Week 2: Seven Habits
Day 13: Habit #6 – Synergize
Synergy is a process, and through that process, people bring all their personal experience and expertise to the table. Together, they can produce far better results that they could individually. Synergy lets us discover jointly things we are much less likely to discover by ourselves. It is the idea that the whole is greater than the sum of the parts.”
– Stephen Covey
“By synergistically creating a mission statement, it becomes engraved in the hearts and minds of the participants.”
– Stephen Covey
A Mission Statement such as this:
G-d sent me before you to preserve a posterity for you in the earth, and to save your lives by a great deliverance.

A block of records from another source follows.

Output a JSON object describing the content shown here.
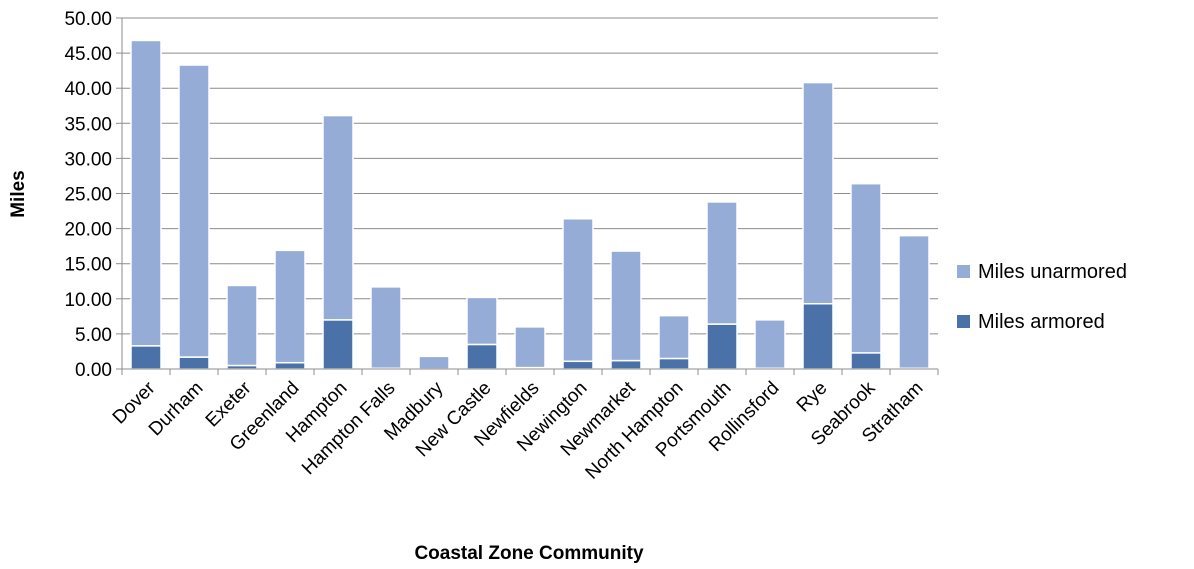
{
  "chart_data": {
    "type": "bar",
    "stacked": true,
    "categories": [
      "Dover",
      "Durham",
      "Exeter",
      "Greenland",
      "Hampton",
      "Hampton Falls",
      "Madbury",
      "New Castle",
      "Newfields",
      "Newington",
      "Newmarket",
      "North Hampton",
      "Portsmouth",
      "Rollinsford",
      "Rye",
      "Seabrook",
      "Stratham"
    ],
    "series": [
      {
        "name": "Miles armored",
        "color": "#4a72a8",
        "values": [
          3.3,
          1.7,
          0.5,
          0.9,
          7.0,
          0.1,
          0.0,
          3.5,
          0.2,
          1.1,
          1.2,
          1.5,
          6.4,
          0.1,
          9.3,
          2.3,
          0.1
        ]
      },
      {
        "name": "Miles unarmored",
        "color": "#94acd6",
        "values": [
          43.5,
          41.6,
          11.4,
          16.0,
          29.1,
          11.6,
          1.8,
          6.7,
          5.8,
          20.3,
          15.6,
          6.1,
          17.4,
          6.9,
          31.5,
          24.1,
          18.9
        ]
      }
    ],
    "title": "",
    "xlabel": "Coastal Zone Community",
    "ylabel": "Miles",
    "ylim": [
      0,
      50
    ],
    "yticks": [
      "0.00",
      "5.00",
      "10.00",
      "15.00",
      "20.00",
      "25.00",
      "30.00",
      "35.00",
      "40.00",
      "45.00",
      "50.00"
    ],
    "grid": true,
    "legend_position": "right"
  }
}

So now it was not you who sent me here, but G-d; and He has made me a father to Pharaoh, and lord of all his house, and a ruler throughout all the land of Egypt. – Genesis 45:7,8
It took a Joseph, with all of the knowledge and skill that make up Yesod, to manage this process of synergy between his brothers.
From Stephen Covey:
“When people begin to interact together genuinely, and they’re open to each other’s influence, they begin to gain new insight. The capability of inventing new approaches is increased exponentially because of differences. Valuing differences is what really drives synergy. Do you truly value the mental, emotional, and psychological differences among people? Or do you wish everyone would just agree with you so you could all get along? Many people mistake uniformity for unity; sameness for oneness. One word–boring! Differences should be seen as strengths, not weaknesses.”
From Tom Rath and the StrengthsFinder 2.0 assessment tool:
“While individuals are rarely balanced, teams always should be … Diverse teams have a much larger pool of strengths and experiences to draw from, so it’s easier to solve challenges as they occur. Everyone doesn’t have to be awesome at everything – by working together, diverse teams can accomplish their objectives far more effectively.”